In your case, the integral can be seen as a sum, since most generally in each minute the function value is the same. However, your data has unequal time intervals. This can be seen as missing points of the function. Let me explain: for each minute x, you should have a price f(x). But for some times say x=5, f(x) is undefined.
One of the ways you can get rid of discontinuities of a function is interpolation - assign some value to the missing points, according to some rules of calculation. The simpliest algorithm is "keeping the previous value", which is essentially lakesh's idea.
But the benefit of thinking in this aspect lies in the ability to make your data more accurate. It may not apply to a stock market case, but should be true generally, such as a temperature measuring or wind speed, which is guaranteed to smoothly change over the time (rather than keeping constant for 2 minutes and suddenly change in one second). You can use different interpolation techniques to polish the data. "Polishing" in this sense is ok because in any way you have to use the concept of "average". A good interpolation should make the data closer to a model that has been proven to work with the real problem.
CODE - I set the max interval to 5 minutes to show huge difference between the two methods. It depends on your observation and experience to decide which (or any other) method is the best to "predict the past".
% reproduce your scenario
N = 20;
max_interval = 5;
time = randi(max_interval,N,1);
time(1) = 1; % first minute
price = randi(10,N,1);
figure(1)
plot(cumsum(time), price, 'ko-', 'LineWidth', 2);
hold on
% "keeping-previous-value" interpolation
interp1 = zeros(sum(time),1)-1;
interp1(cumsum(time)) = price;
while ismember(-1, interp1)
interp1(interp1==-1) = interp1(find(interp1==-1)-1);
end
plot(interp1, 'bx--')
% "midpoint" interpolation
interp2 = zeros(sum(time),1)-1;
interp2(cumsum(time)) = price;
for ii = 1:length(interp2)
if interp2(ii) == -1
t1 = interp2(ii-1);
t2 = interp2( find(interp2(ii:end)>-1, 1, 'first') +ii-1);
interp2(ii) = (t1+t2)/2;
end
end
plot(interp2, 'rd--')
% "modified-midpoint" interpolation
interp3 = zeros(sum(time),1)-1;
interp3(cumsum(time)) = price;
for ii = 1:length(interp3)
if interp3(ii) == -1
t1 = interp3(ii-1);
t2 = interp3( find(interp3(ii:end)>-1, 1, 'first') +ii-1);
alpha = 1 / find(interp3(ii:end)>-1, 1, 'first');
interp3(ii) = (1-alpha)*t1 + alpha*t2;
end
end
plot(interp3, 'm^--')
hold off
legend('original data', 'interp 1', 'interp 2', 'interp 3')

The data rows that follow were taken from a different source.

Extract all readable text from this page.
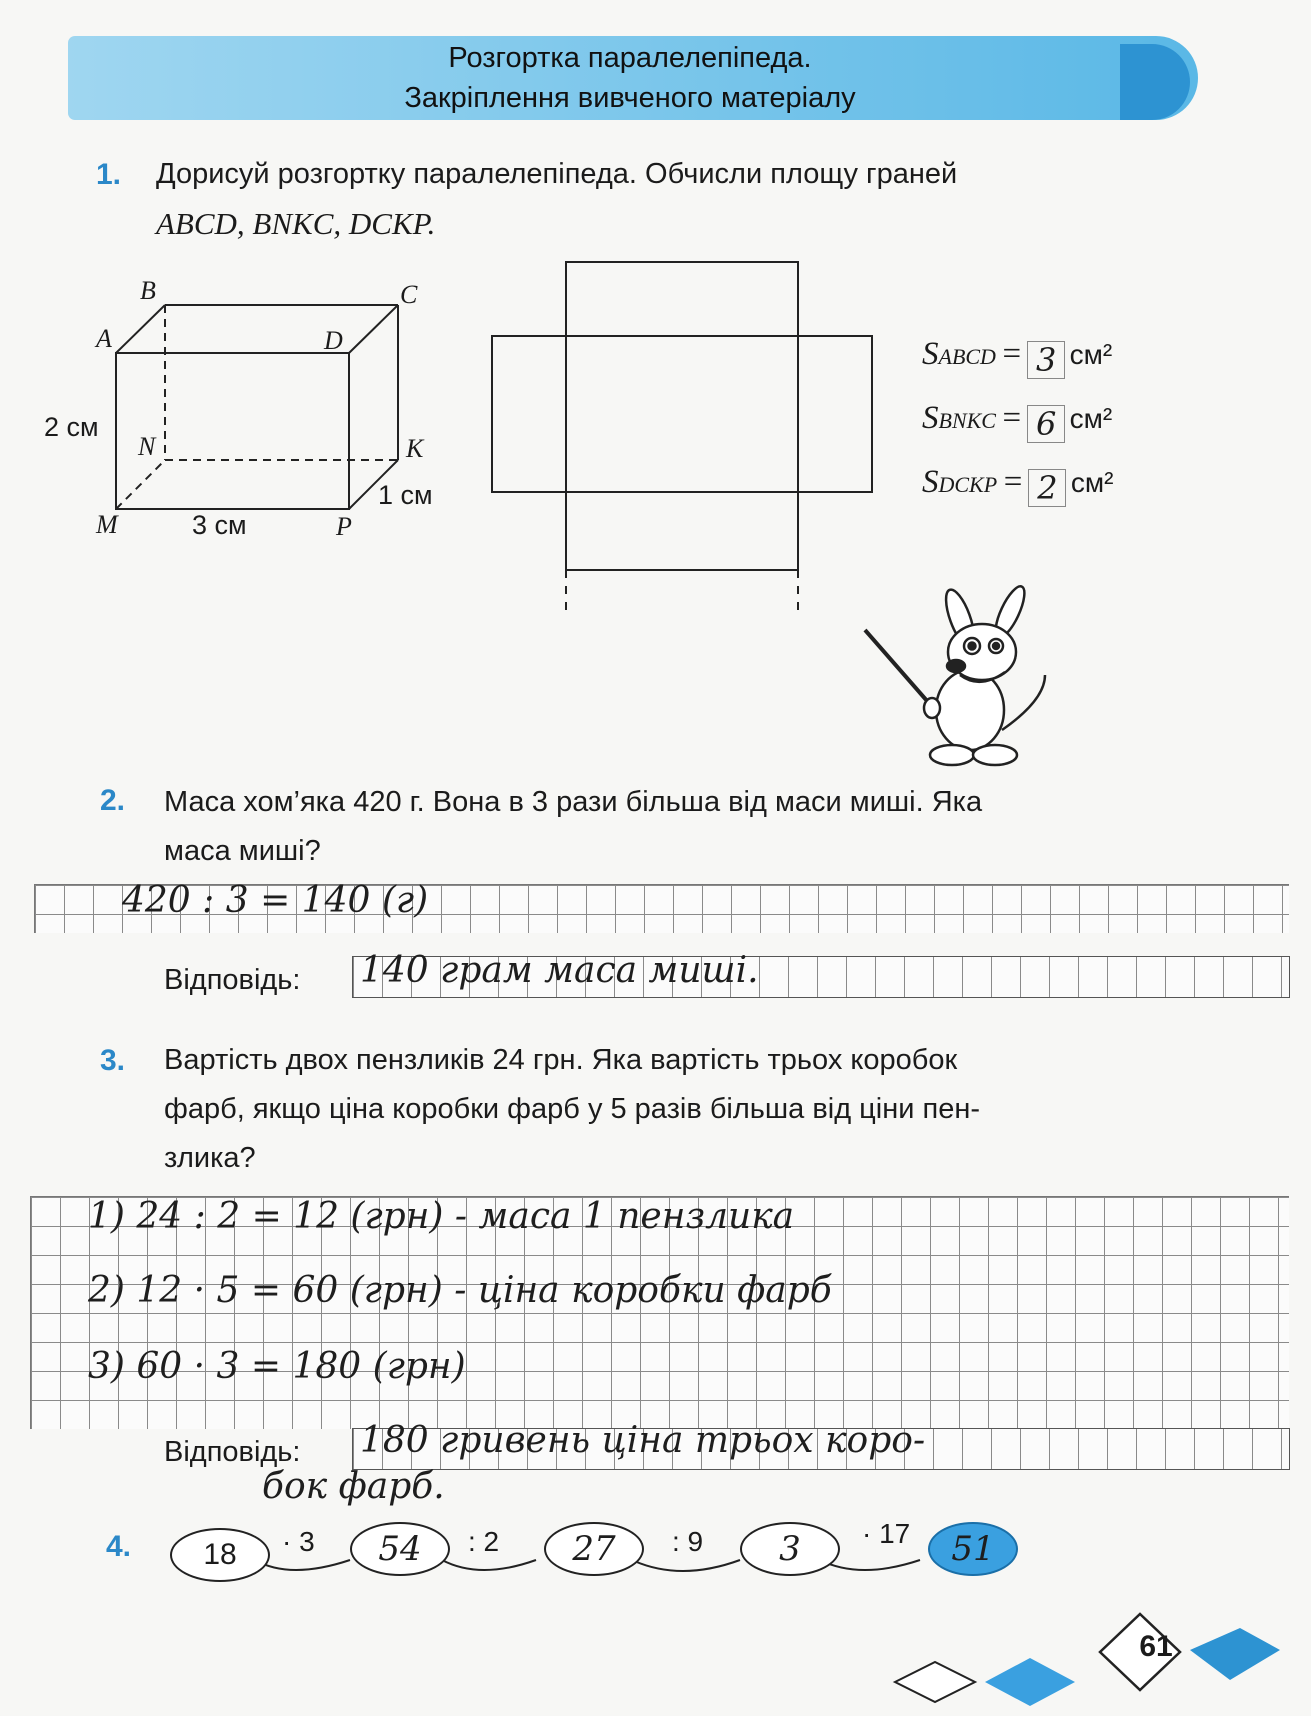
Розгортка паралелепіпеда.
Закріплення вивченого матеріалу
1. Дорисуй розгортку паралелепіпеда. Обчисли площу граней
ABCD, BNKC, DCKP.
B	C
A	D
N	K
M	P
2 см
3 см
1 см
SABCD = 3 см²
SBNKC = 6 см²
SDCKP = 2 см²
2. Маса хом’яка 420 г. Вона в 3 рази більша від маси миші. Яка
маса миші?
420 : 3 = 140 (г)
Відповідь: 140 грам маса миші.
3. Вартість двох пензликів 24 грн. Яка вартість трьох коробок
фарб, якщо ціна коробки фарб у 5 разів більша від ціни пен-
злика?
1) 24 : 2 = 12 (грн) - маса 1 пензлика
2) 12 · 5 = 60 (грн) - ціна коробки фарб
3) 60 · 3 = 180 (грн)
Відповідь: 180 гривень ціна трьох коро-
бок фарб.
4.	18	· 3	54	: 2	27	: 9	3	· 17	51
61
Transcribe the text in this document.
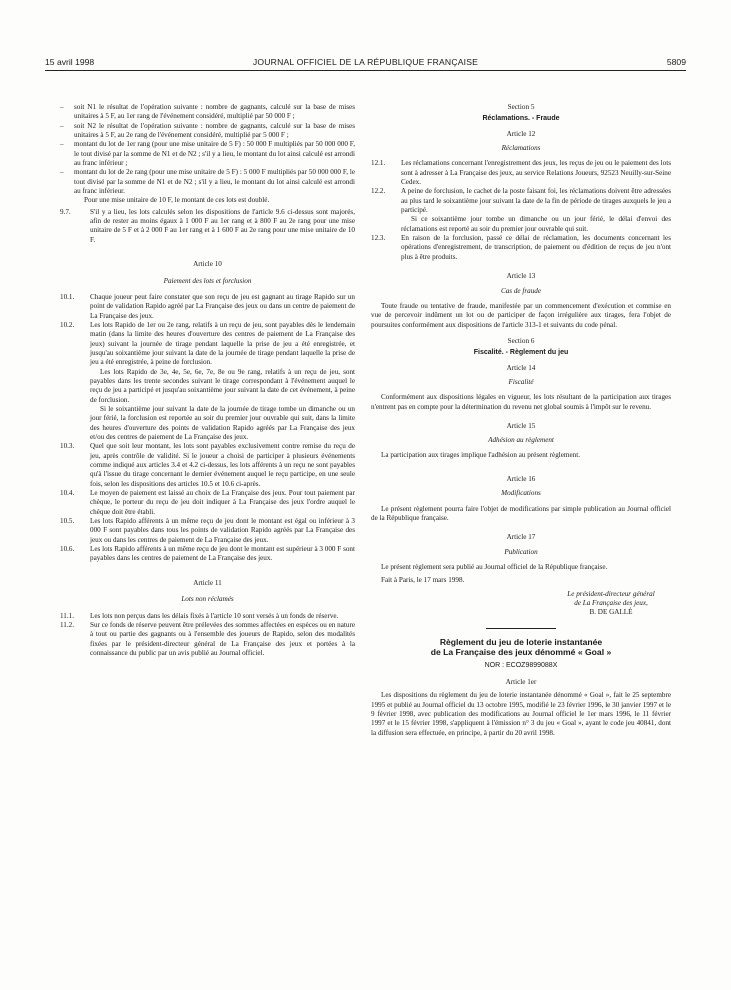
15 avril 1998	JOURNAL OFFICIEL DE LA RÉPUBLIQUE FRANÇAISE	5809

– soit N1 le résultat de l'opération suivante : nombre de gagnants, calculé sur la base de mises unitaires à 5 F, au 1er rang de l'événement considéré, multiplié par 50 000 F ;

– soit N2 le résultat de l'opération suivante : nombre de gagnants, calculé sur la base de mises unitaires à 5 F, au 2e rang de l'événement considéré, multiplié par 5 000 F ;

– montant du lot de 1er rang (pour une mise unitaire de 5 F) : 50 000 F multipliés par 50 000 000 F, le tout divisé par la somme de N1 et de N2 ; s'il y a lieu, le montant du lot ainsi calculé est arrondi au franc inférieur ;

– montant du lot de 2e rang (pour une mise unitaire de 5 F) : 5 000 F multipliés par 50 000 000 F, le tout divisé par la somme de N1 et de N2 ; s'il y a lieu, le montant du lot ainsi calculé est arrondi au franc inférieur.

Pour une mise unitaire de 10 F, le montant de ces lots est doublé.

9.7.	S'il y a lieu, les lots calculés selon les dispositions de l'article 9.6 ci-dessus sont majorés, afin de rester au moins égaux à 1 000 F au 1er rang et à 800 F au 2e rang pour une mise unitaire de 5 F et à 2 000 F au 1er rang et à 1 600 F au 2e rang pour une mise unitaire de 10 F.

Article 10

Paiement des lots et forclusion

10.1. Chaque joueur peut faire constater que son reçu de jeu est gagnant au tirage Rapido sur un point de validation Rapido agréé par La Française des jeux ou dans un centre de paiement de La Française des jeux.

10.2. Les lots Rapido de 1er ou 2e rang, relatifs à un reçu de jeu, sont payables dès le lendemain matin (dans la limite des heures d'ouverture des centres de paiement de La Française des jeux) suivant la journée de tirage pendant laquelle la prise de jeu a été enregistrée, et jusqu'au soixantième jour suivant la date de la journée de tirage pendant laquelle la prise de jeu a été enregistrée, à peine de forclusion.

Les lots Rapido de 3e, 4e, 5e, 6e, 7e, 8e ou 9e rang, relatifs à un reçu de jeu, sont payables dans les trente secondes suivant le tirage correspondant à l'événement auquel le reçu de jeu a participé et jusqu'au soixantième jour suivant la date de cet événement, à peine de forclusion.

Si le soixantième jour suivant la date de la journée de tirage tombe un dimanche ou un jour férié, la forclusion est reportée au soir du premier jour ouvrable qui suit, dans la limite des heures d'ouverture des points de validation Rapido agréés par La Française des jeux et/ou des centres de paiement de La Française des jeux.

10.3. Quel que soit leur montant, les lots sont payables exclusivement contre remise du reçu de jeu, après contrôle de validité. Si le joueur a choisi de participer à plusieurs événements comme indiqué aux articles 3.4 et 4.2 ci-dessus, les lots afférents à un reçu ne sont payables qu'à l'issue du tirage concernant le dernier événement auquel le reçu participe, en une seule fois, selon les dispositions des articles 10.5 et 10.6 ci-après.

10.4. Le moyen de paiement est laissé au choix de La Française des jeux. Pour tout paiement par chèque, le porteur du reçu de jeu doit indiquer à La Française des jeux l'ordre auquel le chèque doit être établi.

10.5. Les lots Rapido afférents à un même reçu de jeu dont le montant est égal ou inférieur à 3 000 F sont payables dans tous les points de validation Rapido agréés par La Française des jeux ou dans les centres de paiement de La Française des jeux.

10.6. Les lots Rapido afférents à un même reçu de jeu dont le montant est supérieur à 3 000 F sont payables dans les centres de paiement de La Française des jeux.

Article 11

Lots non réclamés

11.1. Les lots non perçus dans les délais fixés à l'article 10 sont versés à un fonds de réserve.

11.2. Sur ce fonds de réserve peuvent être prélevées des sommes affectées en espèces ou en nature à tout ou partie des gagnants ou à l'ensemble des joueurs de Rapido, selon des modalités fixées par le président-directeur général de La Française des jeux et portées à la connaissance du public par un avis publié au Journal officiel.

Section 5

Réclamations. - Fraude

Article 12

Réclamations

12.1. Les réclamations concernant l'enregistrement des jeux, les reçus de jeu ou le paiement des lots sont à adresser à La Française des jeux, au service Relations Joueurs, 92523 Neuilly-sur-Seine Cedex.

12.2. A peine de forclusion, le cachet de la poste faisant foi, les réclamations doivent être adressées au plus tard le soixantième jour suivant la date de la fin de période de tirages auxquels le jeu a participé.

Si ce soixantième jour tombe un dimanche ou un jour férié, le délai d'envoi des réclamations est reporté au soir du premier jour ouvrable qui suit.

12.3. En raison de la forclusion, passé ce délai de réclamation, les documents concernant les opérations d'enregistrement, de transcription, de paiement ou d'édition de reçus de jeu n'ont plus à être produits.

Article 13

Cas de fraude

Toute fraude ou tentative de fraude, manifestée par un commencement d'exécution et commise en vue de percevoir indûment un lot ou de participer de façon irrégulière aux tirages, fera l'objet de poursuites conformément aux dispositions de l'article 313-1 et suivants du code pénal.

Section 6

Fiscalité. - Règlement du jeu

Article 14

Fiscalité

Conformément aux dispositions légales en vigueur, les lots résultant de la participation aux tirages n'entrent pas en compte pour la détermination du revenu net global soumis à l'impôt sur le revenu.

Article 15

Adhésion au règlement

La participation aux tirages implique l'adhésion au présent règlement.

Article 16

Modifications

Le présent règlement pourra faire l'objet de modifications par simple publication au Journal officiel de la République française.

Article 17

Publication

Le présent règlement sera publié au Journal officiel de la République française.

Fait à Paris, le 17 mars 1998.

Le président-directeur général

de La Française des jeux,

B. DE GALLÉ

Règlement du jeu de loterie instantanée

de La Française des jeux dénommé « Goal »

NOR : ECOZ9899088X

Article 1er

Les dispositions du règlement du jeu de loterie instantanée dénommé « Goal », fait le 25 septembre 1995 et publié au Journal officiel du 13 octobre 1995, modifié le 23 février 1996, le 30 janvier 1997 et le 9 février 1998, avec publication des modifications au Journal officiel le 1er mars 1996, le 11 février 1997 et le 15 février 1998, s'appliquent à l'émission n° 3 du jeu « Goal », ayant le code jeu 40841, dont la diffusion sera effectuée, en principe, à partir du 20 avril 1998.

fprintf(['"keeping-previous-value" (weighted sum) \n', ...
' result: %2.4f \n'], mean(interp1));
fprintf(['"midpoint" (linear interpolation) \n', ...
' result: %2.4f \n'], mean(interp2));
fprintf(['"modified-midpoint" (linear interpolation) \n', ...
' result: %2.4f \n'], mean(interp3));
Note: undefined points should be presented by NaN, but -1 seems easier to play with.
This is my suggestion.
Since you have unequal intervals of data, convert it into equal intervals of data keeping the price constant between unequal intervals.
Then you can use tsmovavg to calculate the moving average of the price series then.
If you are willing to discretize the time value of your data points, the solution should be very straightforward. No matter what kind of window you choose, as long as it's Lipschitz, it can be computed or approximated in amortized O(1) time for each data point or time step using approaches like summed area table.
Else, use a rectangular running window of fixed width that only 'snaps' to data points. Specifically, update the summation of values of all data points within the window only when a data point is joining/leaving the window.
However, if you want to use custom weights for your data points, the method described above no longer works. You can, of course, approximate your spatial kernel with multiple box functions. Otherwise, you might want to look into general bilateral filtering algorithms, as the problem can be formulated as bilateral filtering with a constant range kernel. See the paper Adaptive Manifolds for Real-Time High-Dimensional Filtering for a recently developed algorithm that's relatively easy to implement on this topic. The author's website also provides code in MATLAB.